Alright, let’s talk about scalar subqueries. This is where we start getting fancy, and frankly, where a lot of you will start writing queries that make your future self (or the poor soul who has to maintain your code) weep quietly at their desk.

A scalar subquery is, in essence, a SELECT query you shove inside another query that has the decency to return exactly one value: one row, with one column. Think of it as a single, atomic piece of data you can slot right into an expression, anywhere you’d normally put a literal value like 42 or a column name like users.name. It’s the most well-behaved of the subquery family. The one that gets invited to nice functions because it won’t cause a scene.

The Golden Rule: One Row, One Column

This is not a suggestion; it’s the law. If your so-called “scalar” subquery returns more than one row, the database engine will throw a fit (an error, technically) and your query will explode. It’s like trying to fit an entire watermelon into a coin slot. If it returns zero rows, it’s usually treated as a NULL value, which brings its own bag of fun surprises we’ll get to.
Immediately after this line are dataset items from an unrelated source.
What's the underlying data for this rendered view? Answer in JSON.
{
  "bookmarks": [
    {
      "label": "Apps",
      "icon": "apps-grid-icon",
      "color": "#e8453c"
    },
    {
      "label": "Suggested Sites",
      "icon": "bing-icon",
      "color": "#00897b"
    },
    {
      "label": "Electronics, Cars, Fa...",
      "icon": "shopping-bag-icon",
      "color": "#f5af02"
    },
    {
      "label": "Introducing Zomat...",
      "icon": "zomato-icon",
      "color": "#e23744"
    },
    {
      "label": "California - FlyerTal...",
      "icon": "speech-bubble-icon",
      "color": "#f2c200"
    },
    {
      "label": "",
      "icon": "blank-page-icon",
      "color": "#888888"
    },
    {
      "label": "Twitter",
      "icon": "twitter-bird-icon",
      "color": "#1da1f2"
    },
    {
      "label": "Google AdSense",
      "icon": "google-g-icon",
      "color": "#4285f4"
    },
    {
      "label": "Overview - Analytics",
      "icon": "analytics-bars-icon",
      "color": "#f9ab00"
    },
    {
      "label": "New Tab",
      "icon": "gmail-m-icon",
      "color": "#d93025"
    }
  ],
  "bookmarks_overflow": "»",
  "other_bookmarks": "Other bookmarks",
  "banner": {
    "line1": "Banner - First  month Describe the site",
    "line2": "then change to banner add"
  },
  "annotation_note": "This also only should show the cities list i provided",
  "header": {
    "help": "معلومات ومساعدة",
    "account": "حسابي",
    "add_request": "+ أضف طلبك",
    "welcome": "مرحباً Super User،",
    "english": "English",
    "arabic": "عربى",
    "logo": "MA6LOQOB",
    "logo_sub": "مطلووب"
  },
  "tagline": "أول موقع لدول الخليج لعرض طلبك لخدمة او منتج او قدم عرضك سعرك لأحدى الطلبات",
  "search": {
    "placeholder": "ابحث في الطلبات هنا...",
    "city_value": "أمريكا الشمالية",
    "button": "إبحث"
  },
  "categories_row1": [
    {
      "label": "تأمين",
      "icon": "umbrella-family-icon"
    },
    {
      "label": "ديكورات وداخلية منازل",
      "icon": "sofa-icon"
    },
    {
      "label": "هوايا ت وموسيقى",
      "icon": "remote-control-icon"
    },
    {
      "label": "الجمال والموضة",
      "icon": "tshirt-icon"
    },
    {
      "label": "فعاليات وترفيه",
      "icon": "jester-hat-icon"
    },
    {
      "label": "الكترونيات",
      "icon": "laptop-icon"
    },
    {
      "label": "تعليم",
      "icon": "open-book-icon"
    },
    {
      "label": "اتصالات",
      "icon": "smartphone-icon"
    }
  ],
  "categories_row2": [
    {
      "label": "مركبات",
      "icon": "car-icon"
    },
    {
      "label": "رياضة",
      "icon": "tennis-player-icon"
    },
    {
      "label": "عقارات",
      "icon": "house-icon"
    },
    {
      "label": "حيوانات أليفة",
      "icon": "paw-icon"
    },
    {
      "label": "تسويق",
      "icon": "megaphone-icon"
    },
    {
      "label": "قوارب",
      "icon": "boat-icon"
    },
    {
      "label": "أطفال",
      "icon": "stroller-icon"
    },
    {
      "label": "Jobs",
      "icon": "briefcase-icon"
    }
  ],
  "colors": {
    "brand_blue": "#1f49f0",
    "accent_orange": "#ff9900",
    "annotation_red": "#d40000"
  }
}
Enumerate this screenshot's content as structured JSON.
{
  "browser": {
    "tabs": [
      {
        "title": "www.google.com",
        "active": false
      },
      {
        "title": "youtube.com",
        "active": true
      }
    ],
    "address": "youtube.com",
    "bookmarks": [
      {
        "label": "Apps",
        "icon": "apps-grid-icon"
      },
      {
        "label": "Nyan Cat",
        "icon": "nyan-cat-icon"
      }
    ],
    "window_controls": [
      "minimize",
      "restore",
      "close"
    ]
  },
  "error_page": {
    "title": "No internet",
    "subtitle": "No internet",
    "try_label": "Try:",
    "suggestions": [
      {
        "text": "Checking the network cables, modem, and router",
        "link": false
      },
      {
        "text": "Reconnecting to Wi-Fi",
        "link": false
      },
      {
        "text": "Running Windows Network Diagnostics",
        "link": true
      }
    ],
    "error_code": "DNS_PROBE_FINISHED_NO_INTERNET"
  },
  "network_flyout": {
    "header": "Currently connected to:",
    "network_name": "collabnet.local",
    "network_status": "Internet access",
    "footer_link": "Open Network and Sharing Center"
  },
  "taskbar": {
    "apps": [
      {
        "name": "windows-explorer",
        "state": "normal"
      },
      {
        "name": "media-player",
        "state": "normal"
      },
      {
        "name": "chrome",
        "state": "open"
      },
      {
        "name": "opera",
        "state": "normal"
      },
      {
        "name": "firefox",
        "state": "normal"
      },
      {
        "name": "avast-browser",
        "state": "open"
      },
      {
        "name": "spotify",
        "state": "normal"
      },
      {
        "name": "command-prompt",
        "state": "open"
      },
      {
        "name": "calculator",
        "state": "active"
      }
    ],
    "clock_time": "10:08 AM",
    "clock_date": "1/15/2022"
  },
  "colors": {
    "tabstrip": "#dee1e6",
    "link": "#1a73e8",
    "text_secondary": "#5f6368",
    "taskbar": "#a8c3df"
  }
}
Here’s the simplest possible example. Let’s say you want a list of all products, but alongside each product, you also want to show the most recent price ever paid for any product. A weird request, but I’ve seen weirder.

SELECT
  product_name,
  list_price,
  (SELECT MAX(unit_price) FROM order_items) AS highest_price_ever
FROM products;

That little subquery in the parentheses (SELECT MAX(unit_price) FROM order_items) is our scalar subquery. It runs once, returns one value (the maximum price), and that value is slapped onto every single row of the outer query. Efficient? For a small dataset, maybe. For a massive one, it’s a bit daft, but it demonstrates the point.

Where You Can Slot Them In

You’re not limited to the SELECT clause. You can use these things anywhere an expression is valid:

In a WHERE clause:

SELECT employee_id, first_name, last_name
FROM employees
WHERE salary > (SELECT AVG(salary) FROM employees);

“Show me all employees who earn more than the company average.” The subquery calculates the average once, and then each row in the outer query is compared against that single, precomputed value.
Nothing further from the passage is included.